Il peut se concentrer sur le test de la manœuvrabilité de la phase terminale de ses nouveaux missiles pour échapper aux systèmes de défense antimissile, ont-ils déclaré.

Ils ont cité une évaluation initiale rapportée par les États-Unis selon laquelle les récents missiles du Nord lancés pourraient être les missiles balistiques anti-navires «KN-17», surnommés «transporteur-tueur».

Les médias officiels du Nord ont menacé que ses troupes soient prêtes à couler l’USS Carl Vinson, un porte-avions américain opérant dans les eaux près de la péninsule, avec une seule grève.

“Le Nord parvient généralement à se remettre de l’échec des tests et les conséquences d’un missile balistique anti-navire en mains nord-coréennes méritent d’être prises en considération”, a déclaré John Schilling, un ingénieur de fusée expérimenté sur le site Web du 38 North basé à Washington DC “.

“Mais nous devrions également envisager la possibilité que le missile soit destiné à être utilisé contre des cibles sur terre, ce qui constitue une menace plus plausible à court terme “.
Il a déclaré que le KN-17, un missile à essence à un seul étage, est un dérivé de Scud avec de petites ailettes sur le véhicule de rentrée, probablement pour la conduite au cours des dernières secondes de vol.
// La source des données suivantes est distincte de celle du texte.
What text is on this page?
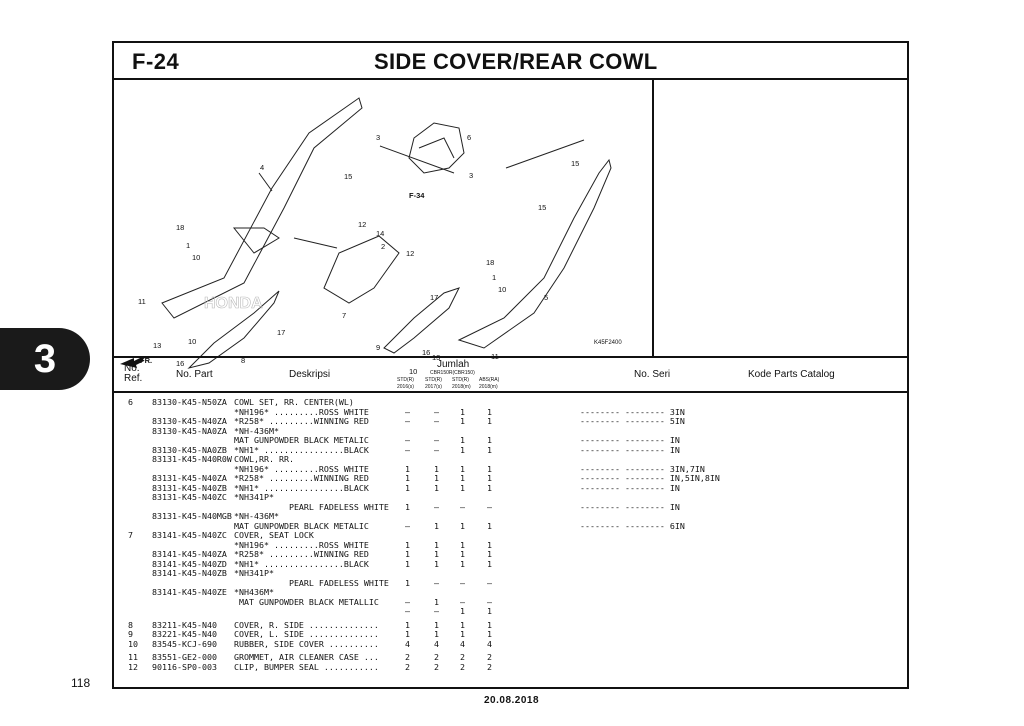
3
118
F-24	SIDE COVER/REAR COWL
3	6
4
15	3
15
15
F-34
18
1
10
12
14
2
12
18
1
10
11	17	5
17
7
13	10
16
9
16
13	11
8
10
FR.
HONDA
K45F2400
No.
Ref.	No. Part	Deskripsi
Jumlah
CBR150R(CBR150)
STD(R)
2016(s)
STD(R)
2017(s)
STD(R)
2018(m)
ABS(RA)
2018(m)
No. Seri	Kode Parts Catalog
6 83130-K45-N50ZA COWL SET, RR. CENTER(WL)
*NH196* .........ROSS WHITE	–	–	1	1	-------- -------- 3IN
83130-K45-N40ZA *R258* .........WINNING RED	–	–	1	1	-------- -------- 5IN
83130-K45-NA0ZA *NH-436M*
MAT GUNPOWDER BLACK METALIC	–	–	1	1	-------- -------- IN
83130-K45-NA0ZB *NH1* ................BLACK	–	–	1	1	-------- -------- IN
83131-K45-N40R0W COWL,RR. RR.
*NH196* .........ROSS WHITE	1	1	1	1	-------- -------- 3IN,7IN
83131-K45-N40ZA *R258* .........WINNING RED	1	1	1	1	-------- -------- IN,5IN,8IN
83131-K45-N40ZB *NH1* ................BLACK	1	1	1	1	-------- -------- IN
83131-K45-N40ZC *NH341P*
PEARL FADELESS WHITE 1	–	–	–	-------- -------- IN
83131-K45-N40MGB *NH-436M*
MAT GUNPOWDER BLACK METALIC	–	1	1	1	-------- -------- 6IN
7 83141-K45-N40ZC COVER, SEAT LOCK
*NH196* .........ROSS WHITE	1	1	1	1
83141-K45-N40ZA *R258* .........WINNING RED	1	1	1	1
83141-K45-N40ZD *NH1* ................BLACK	1	1	1	1
83141-K45-N40ZB *NH341P*
PEARL FADELESS WHITE 1	–	–	–
83141-K45-N40ZE *NH436M*
MAT GUNPOWDER BLACK METALLIC	–	1	–	–
–	–	1	1
8 83211-K45-N40 COVER, R. SIDE ..............	1	1	1	1
9 83221-K45-N40 COVER, L. SIDE ..............	1	1	1	1
10 83545-KCJ-690 RUBBER, SIDE COVER ..........	4	4	4	4
11 83551-GE2-000 GROMMET, AIR CLEANER CASE ...	2	2	2	2
12 90116-SP0-003 CLIP, BUMPER SEAL ...........	2	2	2	2
20.08.2018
De tels véhicules de rentrée maniables (MaRV) sont utilisés non seulement pour des attaques de précision, mais aussi pour éviter les défenses antimissiles ennemies, at-il ajouté.

On s’attend à ce que le Nord cherche à déployer le KN-17 pour des objectifs terrestres comme des bases militaires, plutôt que des cibles navales difficiles à localiser et à frapper avec précision, a déclaré M. Schilling.